Anch’io corro lo stesso rischio, per questo ogni tanto devo fare una verifica per vedere se per caso non stia credendo in un dio sbagliato: gli idoli della moda, della canzone, del pallone, della formula uno, della casta sociale, del partito di appartenenza, dell’imprenditoria, del brand o della finanza … divinità minori che richiedono tutta la mia devota attenzione, poco a poco si impadroniscono di ogni aspetto della mia vita, del mio tempo, mi danno il permesso di comprare, rubare, mentire, infischiarmene della vita degli altri … Se sbaglio dio, e me ne faccio uno a mia immagine e somiglianza, io sbaglio tutto, sbaglio persino la mia libertà. L’idolo prima mi riduce in schiavitù, poi mi toglie il gusto di vivere.
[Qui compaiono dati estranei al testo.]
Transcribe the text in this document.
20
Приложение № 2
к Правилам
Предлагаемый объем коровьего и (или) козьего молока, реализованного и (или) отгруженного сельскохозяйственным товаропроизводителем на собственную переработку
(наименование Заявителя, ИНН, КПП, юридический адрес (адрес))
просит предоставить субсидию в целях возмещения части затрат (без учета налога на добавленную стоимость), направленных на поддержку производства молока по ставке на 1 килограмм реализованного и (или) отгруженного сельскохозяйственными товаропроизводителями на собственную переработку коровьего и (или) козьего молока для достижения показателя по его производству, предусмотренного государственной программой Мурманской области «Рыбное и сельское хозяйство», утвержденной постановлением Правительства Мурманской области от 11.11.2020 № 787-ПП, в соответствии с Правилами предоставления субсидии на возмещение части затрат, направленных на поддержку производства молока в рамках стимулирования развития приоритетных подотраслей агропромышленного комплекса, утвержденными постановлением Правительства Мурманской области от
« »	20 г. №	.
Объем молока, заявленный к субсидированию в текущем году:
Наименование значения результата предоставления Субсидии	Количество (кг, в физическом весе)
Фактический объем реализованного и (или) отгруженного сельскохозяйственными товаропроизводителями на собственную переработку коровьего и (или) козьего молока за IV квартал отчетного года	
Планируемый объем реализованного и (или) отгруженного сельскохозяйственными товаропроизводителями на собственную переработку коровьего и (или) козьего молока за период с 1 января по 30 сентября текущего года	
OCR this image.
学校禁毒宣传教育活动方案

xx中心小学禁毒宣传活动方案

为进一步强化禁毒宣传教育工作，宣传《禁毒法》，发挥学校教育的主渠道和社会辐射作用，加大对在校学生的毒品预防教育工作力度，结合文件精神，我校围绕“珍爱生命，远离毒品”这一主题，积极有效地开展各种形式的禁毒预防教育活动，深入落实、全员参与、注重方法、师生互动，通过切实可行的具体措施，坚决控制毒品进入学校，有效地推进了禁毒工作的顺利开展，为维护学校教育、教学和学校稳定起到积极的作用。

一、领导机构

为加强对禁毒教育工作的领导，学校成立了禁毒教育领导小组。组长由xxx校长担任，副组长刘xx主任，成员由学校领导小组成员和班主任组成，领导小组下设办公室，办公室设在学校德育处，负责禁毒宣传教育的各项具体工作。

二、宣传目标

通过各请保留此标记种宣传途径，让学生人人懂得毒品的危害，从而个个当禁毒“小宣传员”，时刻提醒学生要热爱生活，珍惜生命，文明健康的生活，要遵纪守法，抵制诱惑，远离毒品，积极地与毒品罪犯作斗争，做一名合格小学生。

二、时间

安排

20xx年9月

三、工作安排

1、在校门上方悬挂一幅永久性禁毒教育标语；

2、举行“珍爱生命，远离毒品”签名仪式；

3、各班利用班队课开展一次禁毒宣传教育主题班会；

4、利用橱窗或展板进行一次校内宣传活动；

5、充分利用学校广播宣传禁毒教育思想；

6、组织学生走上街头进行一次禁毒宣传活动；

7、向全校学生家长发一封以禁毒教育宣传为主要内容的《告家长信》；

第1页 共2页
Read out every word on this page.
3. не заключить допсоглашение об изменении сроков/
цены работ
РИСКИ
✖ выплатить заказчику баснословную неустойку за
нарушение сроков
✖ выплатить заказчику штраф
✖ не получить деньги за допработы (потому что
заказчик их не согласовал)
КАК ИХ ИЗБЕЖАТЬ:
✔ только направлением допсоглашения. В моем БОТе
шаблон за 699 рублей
Il pellegrino di oggi, scalando il monte Sinai sulle orme di Mosè che riceve i Comandamenti, lungo il percorso vi trova dei segnali di pericolo e delle ringhiere per evitare di inciampare e cadere nel vuoto. I Comandamenti sono come dei parapetti per non perdere l’equilibrio. Essi non mortificano la libertà, ma ne fissano la direzione. Se gli uomini osservassero queste “Dieci Parole”, non avrebbero bisogno di moltiplicare le loro leggi o di appellarsi a quelle vaghe dichiarazioni universali, tanto care alla sensibilità dei popoli democratici. Gli uomini aumentano il volume dei loro codici legislativi, ma stranamente si lasciano sfuggire il senso delle semplici “Dieci Leggi”.

Niente false rappresentazioni, né false appartenenze, dunque! Lui è “Padre”, è “il Dio dei miei genitori, dei miei padri, il Dio che scorre nel sangue delle generazioni!” Non è possibile dirsi “atei”, se c’è un padre e una madre da rispettare. Non è possibile dirsi “fratelli”, senza un Padre comune da onorare. Non è possibile dirsi “uomini”, se abbiamo perso la capacità di proteggere le donne e i bambini, e al contrario abusiamo di loro! E tu, di che dio sei?